Teaching in the Age of AI: Rethinking Assessment in Introductory Computer Science

Teaching in the Age of AI: Rethinking Assessment in Introductory Computer Science
Nadia Najjar
When large language models (LLMs) like ChatGPT first emerged, I was cautiously optimistic about their potential in education.
As someone who teaches introductory computer science, I quickly saw how powerful these tools could be for supporting students. They can offer code examples, help with debugging, or even explaining unfamiliar concepts. But as newer versions of LLMs were released, their ability to generate complete and accurate code solutions presented a real challenge to traditional assessment methods.
In these early programming courses, assignments typically focus on foundational skills: writing loops, using conditionals, working with functions, and manipulating basic data structures. These problems are well-defined and relatively constrained, exactly the kind of tasks LLMs are very good at solving. We could now input a problem from an assignment and receive a working solution in seconds. It didn’t take long for students to realize they could paste an assignment prompt into an AI tool and receive a solution that not only worked, but often matched or exceeded what they could write themselves. This wasn’t just a case of potential plagiarism, it called into question what, exactly, we were assessing. If students could submit AI-generated code that passed all our test cases, did that mean they understood the concepts we were trying to teach?

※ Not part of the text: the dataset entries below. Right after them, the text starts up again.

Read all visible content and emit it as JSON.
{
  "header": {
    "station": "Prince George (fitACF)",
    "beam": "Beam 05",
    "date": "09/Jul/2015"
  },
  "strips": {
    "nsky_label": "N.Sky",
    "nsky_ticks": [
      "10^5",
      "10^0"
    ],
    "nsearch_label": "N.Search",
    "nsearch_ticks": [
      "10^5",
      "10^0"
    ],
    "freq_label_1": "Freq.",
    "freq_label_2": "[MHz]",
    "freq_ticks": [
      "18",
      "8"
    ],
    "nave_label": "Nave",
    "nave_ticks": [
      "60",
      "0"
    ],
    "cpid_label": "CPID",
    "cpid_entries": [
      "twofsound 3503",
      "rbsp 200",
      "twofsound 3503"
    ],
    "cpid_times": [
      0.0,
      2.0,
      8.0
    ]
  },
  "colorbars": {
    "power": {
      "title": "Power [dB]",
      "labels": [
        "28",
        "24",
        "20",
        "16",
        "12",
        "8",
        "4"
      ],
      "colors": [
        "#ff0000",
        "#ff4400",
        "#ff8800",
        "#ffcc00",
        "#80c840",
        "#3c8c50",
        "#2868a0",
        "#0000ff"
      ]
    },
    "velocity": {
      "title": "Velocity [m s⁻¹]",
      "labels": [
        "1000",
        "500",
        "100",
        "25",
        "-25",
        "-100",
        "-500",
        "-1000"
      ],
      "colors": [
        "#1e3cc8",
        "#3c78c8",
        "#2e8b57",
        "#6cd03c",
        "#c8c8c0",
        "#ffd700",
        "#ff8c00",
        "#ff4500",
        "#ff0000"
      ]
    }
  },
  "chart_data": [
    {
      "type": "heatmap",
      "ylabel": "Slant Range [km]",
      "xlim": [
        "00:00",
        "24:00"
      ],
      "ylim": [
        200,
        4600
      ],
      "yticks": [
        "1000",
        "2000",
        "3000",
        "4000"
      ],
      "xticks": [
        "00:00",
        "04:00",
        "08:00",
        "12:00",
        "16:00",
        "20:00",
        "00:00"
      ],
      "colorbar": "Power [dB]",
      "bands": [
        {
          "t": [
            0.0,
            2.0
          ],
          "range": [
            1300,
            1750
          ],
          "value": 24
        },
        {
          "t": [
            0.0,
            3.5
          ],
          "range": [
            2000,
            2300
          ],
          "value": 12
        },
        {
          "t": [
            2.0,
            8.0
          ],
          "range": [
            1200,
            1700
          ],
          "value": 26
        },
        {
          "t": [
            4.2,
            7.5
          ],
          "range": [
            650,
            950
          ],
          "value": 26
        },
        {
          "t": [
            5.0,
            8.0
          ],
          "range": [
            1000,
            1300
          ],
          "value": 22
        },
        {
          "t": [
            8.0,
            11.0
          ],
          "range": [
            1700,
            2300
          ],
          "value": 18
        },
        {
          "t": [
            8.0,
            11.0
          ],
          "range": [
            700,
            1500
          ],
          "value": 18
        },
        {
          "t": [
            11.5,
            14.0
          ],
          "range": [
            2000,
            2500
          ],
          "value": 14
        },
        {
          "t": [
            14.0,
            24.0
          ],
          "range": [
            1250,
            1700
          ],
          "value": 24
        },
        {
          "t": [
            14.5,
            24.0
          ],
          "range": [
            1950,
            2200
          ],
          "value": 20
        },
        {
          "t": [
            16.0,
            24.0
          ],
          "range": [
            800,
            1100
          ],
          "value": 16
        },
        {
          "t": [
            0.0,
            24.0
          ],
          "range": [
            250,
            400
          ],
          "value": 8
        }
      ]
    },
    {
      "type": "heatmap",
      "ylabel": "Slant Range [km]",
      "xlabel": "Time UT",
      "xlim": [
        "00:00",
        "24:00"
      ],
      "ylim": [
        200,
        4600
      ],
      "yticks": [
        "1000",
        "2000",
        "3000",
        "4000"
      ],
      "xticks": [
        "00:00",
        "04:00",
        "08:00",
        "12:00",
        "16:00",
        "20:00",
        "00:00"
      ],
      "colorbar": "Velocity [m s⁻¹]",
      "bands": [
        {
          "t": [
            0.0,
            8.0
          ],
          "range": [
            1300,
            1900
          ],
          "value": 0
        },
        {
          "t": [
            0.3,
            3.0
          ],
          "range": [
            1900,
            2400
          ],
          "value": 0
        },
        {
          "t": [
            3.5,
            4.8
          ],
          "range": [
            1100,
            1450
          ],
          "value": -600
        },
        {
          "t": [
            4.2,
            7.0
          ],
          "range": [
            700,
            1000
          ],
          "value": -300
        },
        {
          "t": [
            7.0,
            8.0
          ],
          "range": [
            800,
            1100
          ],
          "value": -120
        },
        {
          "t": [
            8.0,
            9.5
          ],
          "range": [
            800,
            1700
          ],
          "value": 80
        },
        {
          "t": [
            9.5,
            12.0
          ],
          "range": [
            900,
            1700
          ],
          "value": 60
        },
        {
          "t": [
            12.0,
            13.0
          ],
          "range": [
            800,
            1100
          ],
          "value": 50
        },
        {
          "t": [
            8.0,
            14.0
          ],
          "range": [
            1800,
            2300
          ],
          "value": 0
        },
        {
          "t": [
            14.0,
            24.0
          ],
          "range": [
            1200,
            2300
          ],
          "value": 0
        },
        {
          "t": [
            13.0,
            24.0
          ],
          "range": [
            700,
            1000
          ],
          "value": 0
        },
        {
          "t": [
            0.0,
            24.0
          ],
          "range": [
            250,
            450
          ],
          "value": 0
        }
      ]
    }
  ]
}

Inspired by practices from the software development world, these reviews required students to explain their solutions, not just submit them. Instead of relying solely on test case results, we evaluated students based on their ability to step through their code, describe their approach, and articulate the decisions they made along the way.
During code reviews, students meet with a member of the instructional team to discuss their work. We ask open-ended questions: Why did you choose this approach? What would happen if this input were different? Can you explain what this loop is doing? This shifts the focus from whether the code “works” to whether the student understands why it works.
This approach has changed the tone of our courses. It’s more interactive, more reflective, and more focused on learning. Students know that copying an AI solution won’t be enough. They need to engage with it, understand it, and be able to talk about it.